§A · Dispatch · Landing
IBM's Gulfstream lands in Oakland following AI strategy rollout at Think 2026
CEO Arvind Krishna heads to the Bay Area to advance enterprise AI adoption with clients and partners.
By celebplanes · 1 min read · IBM
IBM
IBM’s Gulfstream G650ER, tail N780TW, touched down at Oakland Airport on Tuesday afternoon, completing a 5-hour flight from Teterboro.
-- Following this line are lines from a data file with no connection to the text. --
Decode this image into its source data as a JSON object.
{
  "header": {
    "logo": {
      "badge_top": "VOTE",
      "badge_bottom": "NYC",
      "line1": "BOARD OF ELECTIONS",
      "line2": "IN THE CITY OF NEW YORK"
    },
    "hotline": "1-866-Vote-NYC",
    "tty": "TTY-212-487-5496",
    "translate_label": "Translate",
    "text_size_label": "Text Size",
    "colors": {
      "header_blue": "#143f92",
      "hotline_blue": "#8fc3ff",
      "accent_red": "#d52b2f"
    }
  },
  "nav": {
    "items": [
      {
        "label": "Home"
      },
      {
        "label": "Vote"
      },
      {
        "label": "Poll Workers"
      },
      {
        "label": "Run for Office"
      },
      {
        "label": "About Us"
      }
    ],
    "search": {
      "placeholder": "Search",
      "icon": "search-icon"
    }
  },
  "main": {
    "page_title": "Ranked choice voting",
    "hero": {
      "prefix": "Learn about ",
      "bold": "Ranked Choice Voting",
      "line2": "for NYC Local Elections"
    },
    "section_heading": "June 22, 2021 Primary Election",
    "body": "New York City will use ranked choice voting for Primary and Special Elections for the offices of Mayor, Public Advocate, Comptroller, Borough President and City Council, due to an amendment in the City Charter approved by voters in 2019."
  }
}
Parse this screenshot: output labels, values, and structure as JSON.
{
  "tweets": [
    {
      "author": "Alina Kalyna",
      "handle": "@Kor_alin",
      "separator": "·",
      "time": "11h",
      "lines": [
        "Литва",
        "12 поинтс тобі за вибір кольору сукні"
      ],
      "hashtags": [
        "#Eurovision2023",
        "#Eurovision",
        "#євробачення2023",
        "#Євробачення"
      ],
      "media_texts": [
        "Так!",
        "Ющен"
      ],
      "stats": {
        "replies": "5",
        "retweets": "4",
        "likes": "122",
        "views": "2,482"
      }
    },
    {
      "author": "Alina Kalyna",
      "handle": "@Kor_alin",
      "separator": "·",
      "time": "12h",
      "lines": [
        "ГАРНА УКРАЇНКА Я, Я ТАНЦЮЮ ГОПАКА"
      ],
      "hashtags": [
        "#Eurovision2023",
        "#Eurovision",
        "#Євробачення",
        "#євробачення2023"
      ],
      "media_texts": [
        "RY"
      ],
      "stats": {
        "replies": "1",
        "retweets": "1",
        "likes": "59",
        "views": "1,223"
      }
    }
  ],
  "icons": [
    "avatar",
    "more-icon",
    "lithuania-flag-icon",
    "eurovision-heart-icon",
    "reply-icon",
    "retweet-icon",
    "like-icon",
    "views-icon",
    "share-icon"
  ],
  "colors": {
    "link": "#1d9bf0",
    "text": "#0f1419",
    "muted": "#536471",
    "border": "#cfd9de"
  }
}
The trip brings the company’s top leadership to the West Coast just two weeks after IBM unveiled its most expansive enterprise AI portfolio yet at the Think 2026 conference in Boston.
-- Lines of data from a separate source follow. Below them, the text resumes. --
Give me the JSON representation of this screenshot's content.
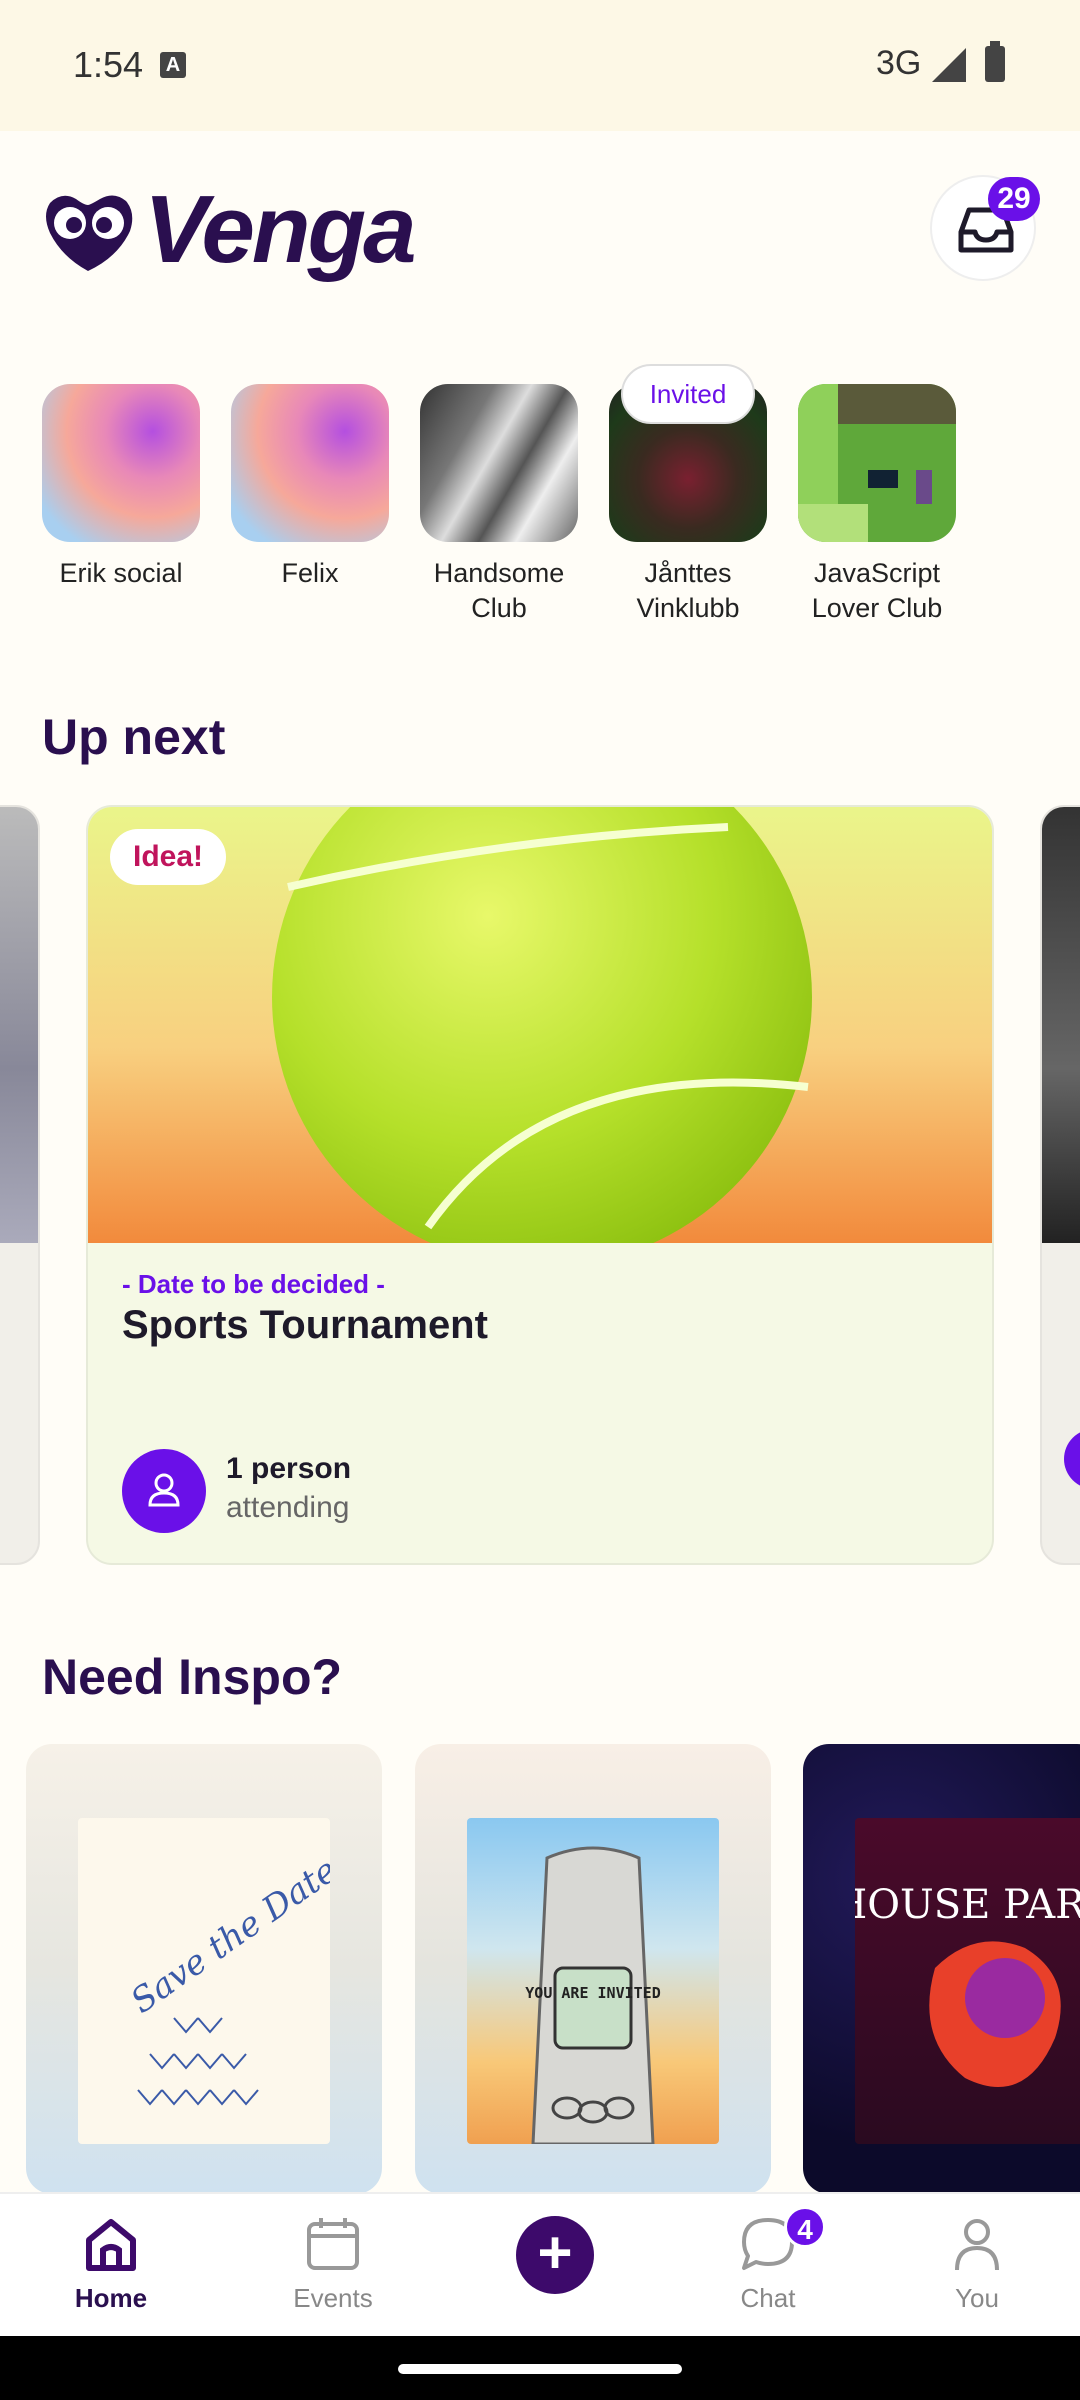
{
  "status_bar": {
    "time": "1:54",
    "network": "3G"
  },
  "header": {
    "app_name": "Venga",
    "inbox_count": "29"
  },
  "groups": [
    {
      "label": "Erik social"
    },
    {
      "label": "Felix"
    },
    {
      "label": "Handsome Club"
    },
    {
      "label": "Jånttes Vinklubb",
      "badge": "Invited"
    },
    {
      "label": "JavaScript Lover Club"
    }
  ],
  "up_next": {
    "title": "Up next",
    "card": {
      "tag": "Idea!",
      "date": "- Date to be decided -",
      "name": "Sports Tournament",
      "attendees": "1 person",
      "attendees_sub": "attending"
    }
  },
  "inspo": {
    "title": "Need Inspo?",
    "cards": [
      {
        "text": "Save the Date"
      },
      {
        "text": "YOU ARE INVITED"
      },
      {
        "text": "HOUSE PARTY"
      }
    ]
  },
  "nav": {
    "home": "Home",
    "events": "Events",
    "chat": "Chat",
    "chat_badge": "4",
    "you": "You"
  },
  "colors": {
    "accent": "#6a10e8",
    "brand": "#2a0f4f",
    "idea": "#c0145c"
  }
}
The visit comes as IBM pushes its “AI operating model”—a four-part framework coupling agents, data, automation, and hybrid cloud for enterprise deployment, per an IBM news release. CEO Arvind Krishna has argued that regulated industries need a “Goldilocks” balance of AI oversight [foxbusiness.com], and the Bay Area remains a critical market for pitching governed, hybrid-cloud AI to large clients.
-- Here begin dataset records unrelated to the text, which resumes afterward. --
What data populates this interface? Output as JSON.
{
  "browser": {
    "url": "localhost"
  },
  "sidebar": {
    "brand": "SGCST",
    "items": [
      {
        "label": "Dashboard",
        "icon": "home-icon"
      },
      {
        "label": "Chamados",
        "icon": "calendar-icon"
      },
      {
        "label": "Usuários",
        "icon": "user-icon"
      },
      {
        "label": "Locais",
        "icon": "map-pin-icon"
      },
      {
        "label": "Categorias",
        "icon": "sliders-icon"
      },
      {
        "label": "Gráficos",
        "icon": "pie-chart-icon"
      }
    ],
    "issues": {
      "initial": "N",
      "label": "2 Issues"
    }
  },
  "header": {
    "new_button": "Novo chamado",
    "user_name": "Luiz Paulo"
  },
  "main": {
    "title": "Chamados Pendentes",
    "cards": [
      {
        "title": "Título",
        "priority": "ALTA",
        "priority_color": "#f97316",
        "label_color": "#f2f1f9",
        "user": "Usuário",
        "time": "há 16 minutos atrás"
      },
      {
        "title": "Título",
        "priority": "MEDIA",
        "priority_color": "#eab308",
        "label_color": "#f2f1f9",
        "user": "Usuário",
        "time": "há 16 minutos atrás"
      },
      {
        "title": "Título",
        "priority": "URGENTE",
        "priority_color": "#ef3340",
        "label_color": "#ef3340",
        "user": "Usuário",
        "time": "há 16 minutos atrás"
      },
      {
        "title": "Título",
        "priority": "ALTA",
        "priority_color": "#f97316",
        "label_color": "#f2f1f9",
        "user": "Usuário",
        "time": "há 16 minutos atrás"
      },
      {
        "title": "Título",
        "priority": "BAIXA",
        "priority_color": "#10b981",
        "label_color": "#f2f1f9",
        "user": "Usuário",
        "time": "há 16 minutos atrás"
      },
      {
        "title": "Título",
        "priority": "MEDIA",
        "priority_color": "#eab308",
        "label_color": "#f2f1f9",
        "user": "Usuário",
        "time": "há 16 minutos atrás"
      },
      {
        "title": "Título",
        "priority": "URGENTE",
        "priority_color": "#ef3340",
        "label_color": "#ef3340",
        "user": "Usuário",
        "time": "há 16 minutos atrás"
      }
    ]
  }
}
The flight follows a busy week: the same aircraft returned from Athens on Sunday, then made a brief Washington-area stop on Monday before heading to California. IBM’s recent travel pattern—shuttling between Armonk, D.C., and now San Francisco—suggests sustained engagement with policymakers and enterprise customers as the company seeks to turn its Think momentum into revenue.